Sensation and scandal aside, the case is interesting for another reason. After all, here are two artists facing each other, with a work of art – joint or otherwise – at stake. On one side, the world-famous writer, on the other, a much lesser-known artists’ collective, which has been defying the art world for several years with videos (now already 26 ‘Episodes’) on the internet that are as entertaining as they are critical and sometimes vicious.
The scandal that has now arisen means nothing new for KIRAC. The same happened with earlier Episodes, about the hollow pretensions of much contemporary art, about right-wing thinker Sid Lukkassen (who also performed in a kind of porn film, initially also voluntarily) and following protests at the Rietveld Academy about alleged racism and sexism. Themes not unfamiliar to Houellebecq either.
Ruitenbeek and his club constantly seek out discomfort, friction and disruption, where delusion and reality collide, and where the boundaries between fact and fiction, between play and seriousness evaporate. KIRAC makes art that can really hurt, with humour, mockery and self-mockery, but without neutralising band-aids. You only realise how rare that is when you look at what is usually considered ‘critical’ or ‘abrasive’ art – nine times out of ten, it deals with themes such as immigration, racism or climate, which are also abundantly on the agenda in the media and which invariably lead to the same views and conclusions in art. KIRAC pursues its own completely contrarian course. In this respect, too, they have something of Houellebecq.
No losing control
Their conflict basically boils down to the fact that one artist does not want to be dependent on the other. Houellebecq wants a say in the film KIRAC is making about him, but KIRAC does not want to hand over the direction. How unreasonable. But what artist wants that? Since the invention of aesthetic autonomy, the artist has been sovereign in his own work, and he does not want to cede that sovereignty to the state, to religion or to morality. And here, therefore, not to a colleague either.

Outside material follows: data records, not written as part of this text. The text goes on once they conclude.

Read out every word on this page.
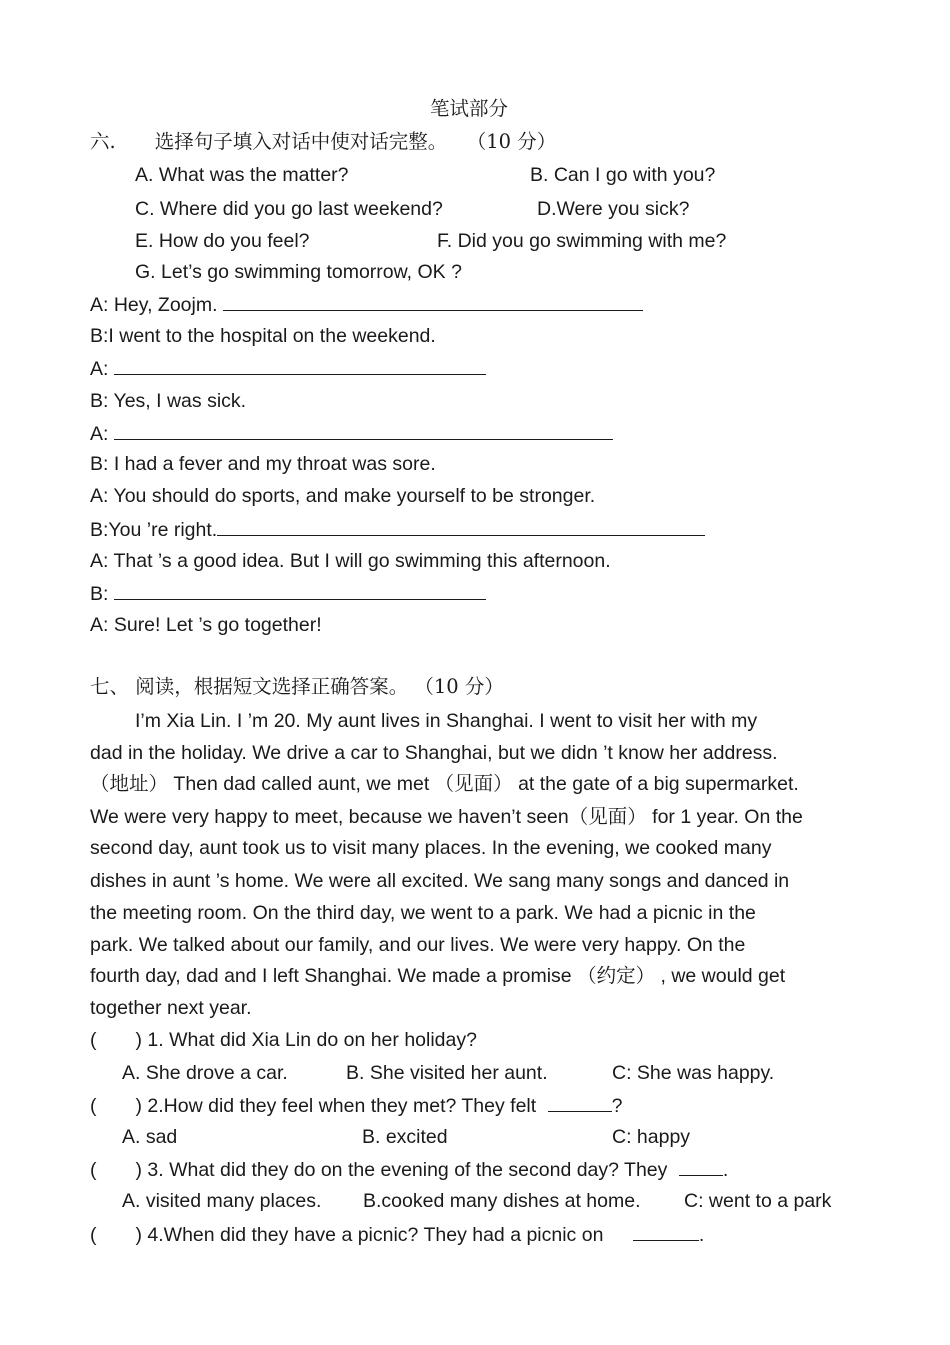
笔试部分
六.　　选择句子填入对话中使对话完整。　　（10 分）
A. What was the matter?	B. Can I go with you?
C. Where did you go last weekend?	D.Were you sick?
E. How do you feel?	F. Did you go swimming with me?
G. Let’s go swimming tomorrow, OK ?
A: Hey, Zoojm.
B:I went to the hospital on the weekend.
A:
B: Yes, I was sick.
A:
B: I had a fever and my throat was sore.
A: You should do sports, and make yourself to be stronger.
B:You ’re right.
A: That ’s a good idea. But I will go swimming this afternoon.
B:
A: Sure! Let ’s go together!
七、 阅读，根据短文选择正确答案。 （10 分）
I’m Xia Lin. I ’m 20. My aunt lives in Shanghai. I went to visit her with my
dad in the holiday. We drive a car to Shanghai, but we didn ’t know her address.
（地址） Then dad called aunt, we met （见面） at the gate of a big supermarket.
We were very happy to meet, because we haven’t seen（见面） for 1 year. On the
second day, aunt took us to visit many places. In the evening, we cooked many
dishes in aunt ’s home. We were all excited. We sang many songs and danced in
the meeting room. On the third day, we went to a park. We had a picnic in the
park. We talked about our family, and our lives. We were very happy. On the
fourth day, dad and I left Shanghai. We made a promise （约定） , we would get
together next year.
(　　) 1. What did Xia Lin do on her holiday?
A. She drove a car.	B. She visited her aunt.	C: She was happy.
(　　) 2.How did they feel when they met? They felt	?
A. sad	B. excited	C: happy
(　　) 3. What did they do on the evening of the second day? They	.
A. visited many places. B.cooked many dishes at home. C: went to a park
(　　) 4.When did they have a picnic? They had a picnic on	.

That is precisely what distinguishes this case from a conflict between, say, an interviewer and an interviewee. In that, there is a relationship of inequality. That is different here, despite the difference in fame and wealth. Here, art struggles with itself. It is sometimes said: the best criticism of a work of art is another work of art. Does the same apply to the criticism of an artist? To find out, the court would have to decide to let KIRAC have its way. Perhaps sad for Houellebecq, a great writer in my eyes, who – bravely or foolishly – has sought danger himself. For art, on the other hand, it could be exciting to see what form this confrontation between two wayward artists takes. Not as a cage fight, but as a work of art.